- Retirees can dramatically reduce exposure to longevity and market risks while growing their investment portfolios.
- A reverse mortgage as an alternative source of cash flow to a traditional investment portfolio hold the greatest benefit for mass affluent Americans.
- Due to the rapid growth in property values, homeowners aged 62 and older have amassed more than $10 trillion in housing wealth.
- Those who use a reverse mortgage as a buffer asset in down-years stand to reduce their exposure to market volatility by nearly 10 times and significantly increase their net worth over a 30-year retirement.
A new study published today by the Journal of Financial Planning reveals that reverse mortgages can provide an essential risk management tool for millions of retirees. Retirees can dramatically reduce exposure to longevity and market risks while growing their investment portfolios.
Retirement solutions company, Finance of America Reverse (FAR), recognizes the importance of the study, finding that retirement strategies that use a reverse mortgage as an alternative source of cash flow to a traditional investment portfolio hold the greatest benefit for mass affluent Americans. Those mass affluent Americans are generally defined as having $100,000 to $1.5 million in investable assets.
“When it comes to reducing investment risks, this study is perhaps one of the most significant findings since the prevailing Modern Portfolio Theory (MPT) was introduced in 1952,” said Phil Walker, vice president of strategic partnerships and retirement strategies at FAR and a co-author of the study with Drs. Barry and Stephen Sacks. “So many retirees worry that their investments won’t be able to support their lifestyles or last the length of their retirement journeys, and those who draw from their portfolios when markets are depressed are at a permanent disadvantage that they’ll never recoup. Including a reverse mortgage through a Coordinated Withdrawal Strategy solves for this by lowering retirees’ risk of running out of money and substantially increasing their gains over time.”
Market volatility poses a risk for retirees with the losses of a down-market year impacting portfolio growth and, consequently, retirees' available income and overall quality of life. Those who use a reverse mortgage as a buffer asset in down-years stand to reduce their exposure to market volatility by nearly 10 times and significantly increase their net worth over a 30-year retirement.
Due to the rapid growth in property values, homeowners aged 62 and older have amassed more than $10 trillion in housing wealth, according to the National Reverse Mortgage Lenders Association. Although some mass affluent retirees choose to live off real estate investments, royalty incomes, dividends, or other passive income streams, for a vast majority the easiest option is to tap into home equity via a reverse mortgage. Because the proceeds of a reverse mortgage are not taxable, it is likely the most cost-effective alternative income source for retirees.
The study also provides insight for many financial planners and the overall wealth advising industry. It points to a massive demographic shift for the reverse mortgage industry and strengthens its position as a broader wealth management solution for wealthier Americans entering retirement.

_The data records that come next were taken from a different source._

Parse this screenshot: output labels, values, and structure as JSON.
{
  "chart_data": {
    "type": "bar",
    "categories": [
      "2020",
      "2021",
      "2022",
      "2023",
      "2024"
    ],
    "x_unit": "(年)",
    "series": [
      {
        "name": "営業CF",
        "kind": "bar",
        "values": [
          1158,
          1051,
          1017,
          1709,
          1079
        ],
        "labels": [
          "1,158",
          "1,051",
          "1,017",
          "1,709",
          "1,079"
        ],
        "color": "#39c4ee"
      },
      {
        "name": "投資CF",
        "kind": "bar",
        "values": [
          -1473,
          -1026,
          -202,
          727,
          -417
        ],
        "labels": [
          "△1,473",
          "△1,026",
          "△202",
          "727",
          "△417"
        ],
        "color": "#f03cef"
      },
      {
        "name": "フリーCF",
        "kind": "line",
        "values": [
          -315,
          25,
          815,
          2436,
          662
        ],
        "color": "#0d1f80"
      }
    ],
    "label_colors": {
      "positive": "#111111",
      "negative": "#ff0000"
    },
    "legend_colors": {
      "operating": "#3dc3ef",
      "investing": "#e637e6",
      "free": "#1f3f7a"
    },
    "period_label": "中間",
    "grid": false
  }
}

While wealth managers have abided by the MPT principles of asset allocation and portfolio diversification for over half a century, reverse mortgages have been largely overlooked due to outdated pre-conceptions. Yet, the results of the study suggest that advisors should consider home equity as an asset in retirees portfolios.
“These discoveries will have massive implications for the retirement planning community and the advisors of the nearly 20 million mass affluent Americans in the coming years,” according to Walker. “The results are clear that most mass affluent retirees should have a retirement plan that includes a reverse mortgage strategy from day one, and financial advisors should consider this strategy as a part of their fiduciary responsibility to minimize risk for retirees.”
“This momentous research supports what many in the industry have long believed and evangelized,” added FAR president Kristen Sieffert. “Home equity can and should be considered as part of a balanced, well-rounded retirement plan. It also builds upon our efforts to produce more research and educational materials that explain the benefits of using home equity to supplement a retirement plan. The study will hopefully help educate Americans and their advisors about the merits of reverse mortgages as they chart a financial roadmap that helps them thrive in their golden years in ways they had not thought possible.”